Sometime in the middle of the night of 3 May 2003, he stopped being there forever and fell down to the parking lot below. And he has made no effort to pull himself together and climb back up the mountain.
(He did get the Last Laugh, though. In 2000 the USA Mint stamped his icon on millions of 25-cent New Hampshire commemorative coins. So The Old Man will stay recognized and famous for millennia, like Nero and Tiberius on Roman coins.)
He is / was on Rte. 3 in the White Mountains maybe 4 or 5 miles from where the Alien Flying Saucer first started buzzing Betty & Barney's Studebaker or Chevy on their southbound way home from a vacation in Quebec.
In the middle of the night this is one Very Lonely Spooky Isolated Wilderness Forest Highway.
In New Hampshire, no one can hear you scream. And cel phones hadn't been invented yet.

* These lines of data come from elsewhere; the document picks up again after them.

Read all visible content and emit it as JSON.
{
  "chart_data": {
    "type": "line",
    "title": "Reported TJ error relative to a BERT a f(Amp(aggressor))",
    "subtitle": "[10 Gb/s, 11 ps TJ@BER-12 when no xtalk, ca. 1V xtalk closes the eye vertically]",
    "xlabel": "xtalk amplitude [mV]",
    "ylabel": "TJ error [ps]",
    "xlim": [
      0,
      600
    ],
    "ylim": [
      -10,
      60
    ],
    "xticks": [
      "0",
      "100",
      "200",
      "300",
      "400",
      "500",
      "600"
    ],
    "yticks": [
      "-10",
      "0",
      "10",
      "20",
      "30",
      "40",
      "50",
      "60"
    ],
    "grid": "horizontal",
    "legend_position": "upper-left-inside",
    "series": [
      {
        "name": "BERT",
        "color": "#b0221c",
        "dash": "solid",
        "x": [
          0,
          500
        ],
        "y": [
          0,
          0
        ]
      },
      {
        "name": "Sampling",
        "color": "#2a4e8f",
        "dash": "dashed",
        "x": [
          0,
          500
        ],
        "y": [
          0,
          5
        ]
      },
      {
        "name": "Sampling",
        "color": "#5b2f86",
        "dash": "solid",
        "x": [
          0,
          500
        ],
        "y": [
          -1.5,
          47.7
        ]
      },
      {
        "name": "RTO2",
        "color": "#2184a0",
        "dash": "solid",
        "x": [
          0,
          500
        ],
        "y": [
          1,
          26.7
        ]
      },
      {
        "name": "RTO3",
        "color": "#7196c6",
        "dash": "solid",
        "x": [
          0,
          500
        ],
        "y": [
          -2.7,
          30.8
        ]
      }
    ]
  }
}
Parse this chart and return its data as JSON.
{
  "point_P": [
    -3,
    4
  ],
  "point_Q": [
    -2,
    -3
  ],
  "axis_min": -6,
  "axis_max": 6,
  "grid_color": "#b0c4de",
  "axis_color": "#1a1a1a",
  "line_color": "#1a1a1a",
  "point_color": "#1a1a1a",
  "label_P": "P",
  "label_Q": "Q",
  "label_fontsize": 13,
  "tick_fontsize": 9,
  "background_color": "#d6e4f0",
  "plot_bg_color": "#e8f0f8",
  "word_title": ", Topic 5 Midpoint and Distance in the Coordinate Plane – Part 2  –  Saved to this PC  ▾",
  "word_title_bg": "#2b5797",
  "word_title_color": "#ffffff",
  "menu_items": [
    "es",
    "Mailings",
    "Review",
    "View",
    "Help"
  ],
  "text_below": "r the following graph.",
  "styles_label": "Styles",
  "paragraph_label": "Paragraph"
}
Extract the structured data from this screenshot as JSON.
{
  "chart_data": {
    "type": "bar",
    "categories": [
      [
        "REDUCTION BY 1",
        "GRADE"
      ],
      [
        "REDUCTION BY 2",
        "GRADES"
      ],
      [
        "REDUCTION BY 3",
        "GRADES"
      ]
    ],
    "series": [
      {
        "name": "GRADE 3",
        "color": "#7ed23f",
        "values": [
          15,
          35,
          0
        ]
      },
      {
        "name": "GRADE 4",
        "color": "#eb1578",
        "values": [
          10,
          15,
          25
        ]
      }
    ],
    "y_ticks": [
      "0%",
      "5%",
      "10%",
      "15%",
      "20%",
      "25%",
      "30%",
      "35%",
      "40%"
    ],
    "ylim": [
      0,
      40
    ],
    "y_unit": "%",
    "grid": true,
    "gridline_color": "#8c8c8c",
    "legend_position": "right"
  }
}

In 2011 New Hampshire erected This Historical Marker at the site where the saucer first buzzed the Hills' car. I guess that's where we'll meet the other friends of Betty + Barney, pose for photos, sell t-shirts and buy snowglobes, maybe a tailgate party, roast hot dogs and toast marshmallows, drink seasonal delicious Apple Cider.
The Anniversary occurs smack at Maximum Deciduous Forest Leaf Color Explosion, a unique and spectactular natural phenomenon of Planet Earth. One theory is the UFO Aliens zip to New Hampshire for the local scenery, like all the other tourists.
Personally I think the very large number of Saucer Sightings & Close Encounters in New Hampshire is because word has spread throughout Melkweg and the Local Group of our remarkably delicious and unique North Atlantic seafood. I especially recommend the Lobster Roll and the Belly Clams. The French Fries and Onion Rings are great, too, and all these places sell great chili cheese dogs. Many Soft-Serv ice cream joints haven't closed for winter yet.
Anyway, use the above designs, make your own t-shirt, then meet at the above GPS coordinates around sunset on 19 September (this year Thursday). Bring snacks, trail mix, Thermos of hot coffee or cocoa.
Here's an e-text of The Bible Of B+B's Alien Abduction, "The Interrupted Journey" by John G. Fuller. Most of the credibility of the Hills' experience is due to Fuller, an enormously respected national magazine columnist and journalist. His previous book, "Incident at Exeter," is about multiple sightings (many by local cops who probably were sober) of UFOs whizzing around the town of Exeter, New Hampshire USA.
So like -- what happened to Betty and Barney that night on Rte. 3?
And what will happen to me on Rte. 3 in the middle of the night this coming Thursday?
And will they still be selling belly clams and onion rings? Vleeptron will file a preliminary report as soon as we get back from New Hampshire. Or from Zeta Reticuli, where the Aliens may take us if they show up for the anniversary. I'll bring the camera.